At this period, an average of 10 Jewish people every year were exposed to the methods of the Casa: a versatile mix of preaching and instruction, cajolement and threat. A strong majority of those who entered the House of Converts went on to be baptised, so Anna’s story was unusual; and she also stands out because of the intimate account she wrote of her experiences. It was only circulated decades later, during the 1790s, by Anna’s brother, Tranquillo, as part of his campaign to expand Jewish rights in the Papal States. With new freedoms arriving for Jews in post-revolutionary France and America, Tranquillo articulated a legitimate “animus against the absurdity of Roman Jewish life at the end of the 18th century”.
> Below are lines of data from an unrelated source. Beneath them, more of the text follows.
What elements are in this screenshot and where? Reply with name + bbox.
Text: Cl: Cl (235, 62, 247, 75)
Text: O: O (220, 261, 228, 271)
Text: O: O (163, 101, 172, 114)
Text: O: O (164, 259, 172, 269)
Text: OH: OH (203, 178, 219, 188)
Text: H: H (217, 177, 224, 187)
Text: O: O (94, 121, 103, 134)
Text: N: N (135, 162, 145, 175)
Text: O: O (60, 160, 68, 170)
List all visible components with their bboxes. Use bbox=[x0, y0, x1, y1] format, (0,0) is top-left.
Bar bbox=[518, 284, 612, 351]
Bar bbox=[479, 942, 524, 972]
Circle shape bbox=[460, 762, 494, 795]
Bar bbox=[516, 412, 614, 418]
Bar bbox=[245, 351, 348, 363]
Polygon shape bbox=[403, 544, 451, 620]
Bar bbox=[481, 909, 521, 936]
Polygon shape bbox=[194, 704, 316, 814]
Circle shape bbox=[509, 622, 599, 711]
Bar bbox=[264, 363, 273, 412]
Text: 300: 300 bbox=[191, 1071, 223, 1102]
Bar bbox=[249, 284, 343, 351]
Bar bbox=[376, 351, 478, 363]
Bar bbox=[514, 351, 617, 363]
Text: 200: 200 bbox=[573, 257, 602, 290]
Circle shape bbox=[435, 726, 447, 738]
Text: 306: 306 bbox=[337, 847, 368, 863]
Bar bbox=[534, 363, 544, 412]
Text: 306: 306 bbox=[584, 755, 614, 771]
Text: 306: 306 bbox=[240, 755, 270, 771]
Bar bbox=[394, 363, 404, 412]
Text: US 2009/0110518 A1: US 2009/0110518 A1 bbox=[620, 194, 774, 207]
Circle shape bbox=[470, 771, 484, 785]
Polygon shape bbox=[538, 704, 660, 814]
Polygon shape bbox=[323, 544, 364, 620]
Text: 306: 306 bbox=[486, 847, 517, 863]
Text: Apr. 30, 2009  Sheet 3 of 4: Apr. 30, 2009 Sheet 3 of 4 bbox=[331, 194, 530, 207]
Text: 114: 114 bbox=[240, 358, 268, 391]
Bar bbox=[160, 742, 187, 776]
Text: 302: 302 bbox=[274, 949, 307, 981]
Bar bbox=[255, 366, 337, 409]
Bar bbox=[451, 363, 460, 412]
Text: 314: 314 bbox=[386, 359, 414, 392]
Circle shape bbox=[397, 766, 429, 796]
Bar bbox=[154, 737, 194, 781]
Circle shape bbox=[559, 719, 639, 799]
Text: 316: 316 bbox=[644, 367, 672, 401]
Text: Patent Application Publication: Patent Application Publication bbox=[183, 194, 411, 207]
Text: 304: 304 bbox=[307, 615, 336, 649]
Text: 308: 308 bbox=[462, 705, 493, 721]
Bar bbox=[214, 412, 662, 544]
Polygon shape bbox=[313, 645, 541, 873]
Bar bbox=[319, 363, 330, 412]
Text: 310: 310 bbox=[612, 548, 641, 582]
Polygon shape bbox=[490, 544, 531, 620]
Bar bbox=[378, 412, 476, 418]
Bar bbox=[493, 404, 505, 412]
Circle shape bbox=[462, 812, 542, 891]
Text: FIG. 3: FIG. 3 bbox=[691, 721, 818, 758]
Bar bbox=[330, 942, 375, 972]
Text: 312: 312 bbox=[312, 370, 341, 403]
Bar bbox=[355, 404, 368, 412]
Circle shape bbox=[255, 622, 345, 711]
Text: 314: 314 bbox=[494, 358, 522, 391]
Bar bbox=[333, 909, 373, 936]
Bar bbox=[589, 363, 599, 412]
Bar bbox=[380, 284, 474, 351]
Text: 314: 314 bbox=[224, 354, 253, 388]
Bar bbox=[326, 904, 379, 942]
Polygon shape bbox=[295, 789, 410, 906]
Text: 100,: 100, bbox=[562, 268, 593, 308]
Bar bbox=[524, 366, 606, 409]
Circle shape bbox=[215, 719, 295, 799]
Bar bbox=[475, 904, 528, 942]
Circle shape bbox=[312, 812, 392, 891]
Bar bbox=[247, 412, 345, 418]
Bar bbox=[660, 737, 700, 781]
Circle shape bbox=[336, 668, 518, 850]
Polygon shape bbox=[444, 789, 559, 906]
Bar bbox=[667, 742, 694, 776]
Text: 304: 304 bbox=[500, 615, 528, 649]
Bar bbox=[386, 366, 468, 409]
Stow regards the diary as a powerful indictment of “the ills of the confessional state at its worst”. Interest in converting Jewish people in Rome had ebbed and flowed over the centuries, but by 1749 it had entered one of its more obsessional phases. For Stow, a papacy buffeted by the storms of intellectual and cultural change and criticism was eager to secure victories.
Stow’s fascinating slice of microhistory is placed into rich and detailed context. We learn a great deal about life in Rome’s Jewish ghetto and the liminal cultural status of the convert. Complex legal debates about Jewish rights are also explored. In the end, though, it is Anna who will live in the memory. Tranquillo wrote of a joyful homecoming and sought to give his version of Anna’s story a happy ending. Stow suggests that Anna was likely to have been “permanently scarred” by her experiences, debilitated by the physical and mental toll, always worrying if the authorities would come calling again. As best as we can tell, they did not.